The national internet service for schools says it is blocking millions of security threats each day.
The Network for Learning was blocking 1592 security threats a minute last year.
The network's report says internet use at the 2450 state and state integrated schools it covers increased 32 per cent in the second half of last year, compared to the first half when schools were shut for several weeks by the national pandemic lockdown.
It says streaming media sites such as YouTube and Netflix accounted for 24 per cent of the data consumed by the network in the last six months of 2020, and school internet users spent the most time on sites owned by Google, Apple and Microsoft.
The report says schools faced 17 per cent more cyber security threats in the second-half of last year and the network is blocking 2.3 million threats a day, more than half of them at secondary schools.
The network also blocked access to 45 million websites each day, including 2.2 million that contained harmful content such as pornography or violence.
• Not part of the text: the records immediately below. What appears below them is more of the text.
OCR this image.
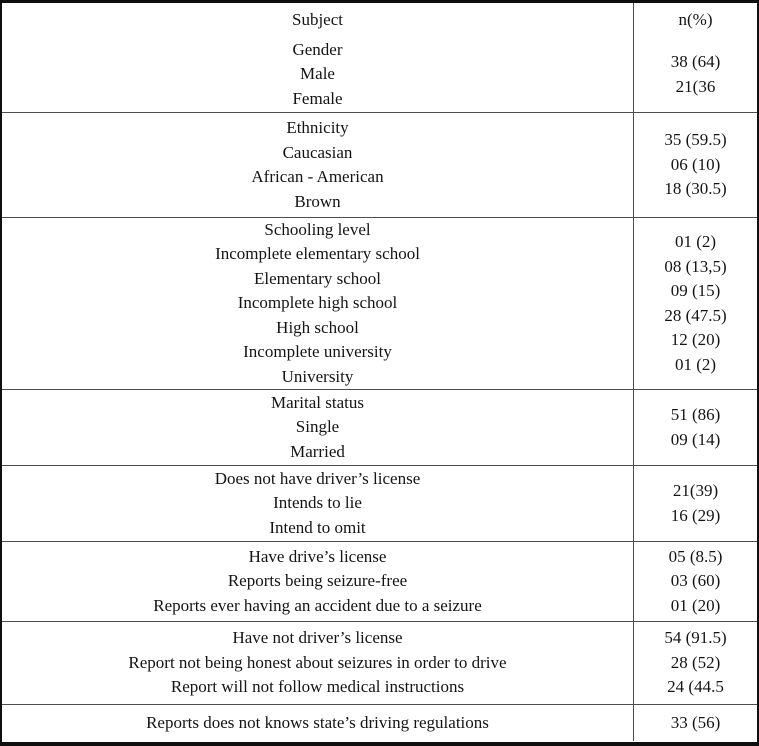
Subject	n(%)
Gender
Male
Female
38 (64)
21(36
Ethnicity
Caucasian
African - American
Brown
35 (59.5)
06 (10)
18 (30.5)
Schooling level
Incomplete elementary school
Elementary school
Incomplete high school
High school
Incomplete university
University
01 (2)
08 (13,5)
09 (15)
28 (47.5)
12 (20)
01 (2)
Marital status
Single
Married
51 (86)
09 (14)
Does not have driver’s license
Intends to lie
Intend to omit
21(39)
16 (29)
Have drive’s license
Reports being seizure-free
Reports ever having an accident due to a seizure
05 (8.5)
03 (60)
01 (20)
Have not driver’s license
Report not being honest about seizures in order to drive
Report will not follow medical instructions
54 (91.5)
28 (52)
24 (44.5
Reports does not knows state’s driving regulations	33 (56)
The report says 25 per cent of the blocks involved file-sharing and storage websites, 20 per cent were gaming websites and 14 per cent were sites for social networking or instant messaging.
Network for Learning chief executive Larrie Moore told RNZ the organisation is blocking more security threats and more sites that schools had decided are distracting.
"By default we block 14 categories, then in addition to that we work with the schools and they advise us what other categories they would like to be blocked.
"So, for example, some schools might choose to block social media and other schools might choose to block social media and gaming and some schools might choose to leave both of those open, so it's very much schools decide," he says.
"Generally, globally, you're seeing an increase in the number of security threats and we're seeing that into New Zealand as well, so we're seeing that move up slightly and we're also seeing as more children connect devices to the internet we're seeing a number of blocks for categories go up as well. It's not a massive spike."
Moore says the network blocks thousands of ransomware attacks each day similar to the one that affected two New Zealand schools recently.
He says one of the affected schools is not on the Network for Learning and the other had vulnerable software on one of its servers.
He says the network ensures schools are well-protected from such attacks.
Moore says the network's data shows schools are using the internet to access sites that enabled students to collaborate with one another and to stream media such as videos.
"They're using the internet to support the delivery of education to the learners," he says.
He says school internet use is increasing as more children got access to a device to use in the classroom.